Do LLMs Break the Sapir-Whorf Hypothesis?

(dnhkng.github.io)

14 points | by dot_treo 2 days ago ago

7 comments

Beautiful article. One thing to note though is that humans are often trained in exactly one language (with additional ones, if any, mostly acquired later). This might be relevant for the decoupling between meaning and language- if meaning is expressed in a single language, the two could end up more strongly coupled than in an LLM that has been trained across tens of languages at the same time and was under a stronger pressure to abstract its representations.

If that were the case, it's funny that the argument "it's just a language processor manipulating words" might apply more strongly to humans than to LLMs.

dot_treo 2 days ago

The linguistic argument is fascinating.

One particular thing, unrelated to the linguistic argument itself, stood out to me. In the PCA visualisation, we can see that some sequences of layers have particularly tight and stationary clusters. Incidentally, those are also exactly the layers that the previous RYS post identified as most useful to repeat to improve perfomance on the probes.

I wonder, if that correlation could be used to identify good candidates for repeating layers.

[-]

PaulHoule 2 days ago

"This isn’t just correlation. It’s a complete structural reorganisation of the representation space."

[-]

dot_treo 2 days ago

I don't care too much about the article being written with LLM support. There is actual work being done that is being showcased here. I'd rather read an LLM version of it, rather that not learning about those things at all.

[-]

dnhkng 13 hours ago

Yes, dammit.

Author here.

I drafted it before I left for holiday, at it's not ready to publish.

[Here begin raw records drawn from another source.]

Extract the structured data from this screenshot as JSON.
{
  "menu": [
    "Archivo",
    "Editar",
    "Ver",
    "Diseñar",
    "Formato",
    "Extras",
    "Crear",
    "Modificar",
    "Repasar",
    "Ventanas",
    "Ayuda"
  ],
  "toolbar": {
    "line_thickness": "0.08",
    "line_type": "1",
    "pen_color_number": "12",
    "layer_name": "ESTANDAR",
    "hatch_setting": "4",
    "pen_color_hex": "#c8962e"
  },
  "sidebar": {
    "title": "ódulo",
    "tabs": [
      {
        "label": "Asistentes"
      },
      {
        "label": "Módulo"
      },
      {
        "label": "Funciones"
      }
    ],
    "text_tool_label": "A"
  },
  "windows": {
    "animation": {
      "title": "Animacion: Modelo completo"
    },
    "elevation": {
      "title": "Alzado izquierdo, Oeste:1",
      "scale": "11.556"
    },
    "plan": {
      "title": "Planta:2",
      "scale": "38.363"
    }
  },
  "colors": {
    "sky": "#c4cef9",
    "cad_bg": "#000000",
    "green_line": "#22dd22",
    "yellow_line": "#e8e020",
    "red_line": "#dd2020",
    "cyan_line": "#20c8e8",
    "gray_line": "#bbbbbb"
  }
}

It wasn't supposed to be officially posted yet, but I ran out of time before my flight.

My apologies!

widdershins a day ago

This is fantastic. I don't know if it tells us anything about the human brain, but it's so cool to be able to do emperical science on large neural networks like this.

vibe42 2 days ago

One thing to benchmark is if LLMs are better at solving complex problems if they're described in one language vs others.

There's SWE-bench Multilingual for example, but translating a problem into multiple natural languages before passing it to the LLM has not been benchmarked afaik.

If there's some residual of the natural language left when the middle layers execute, that would in part validate Sapir-Whorf.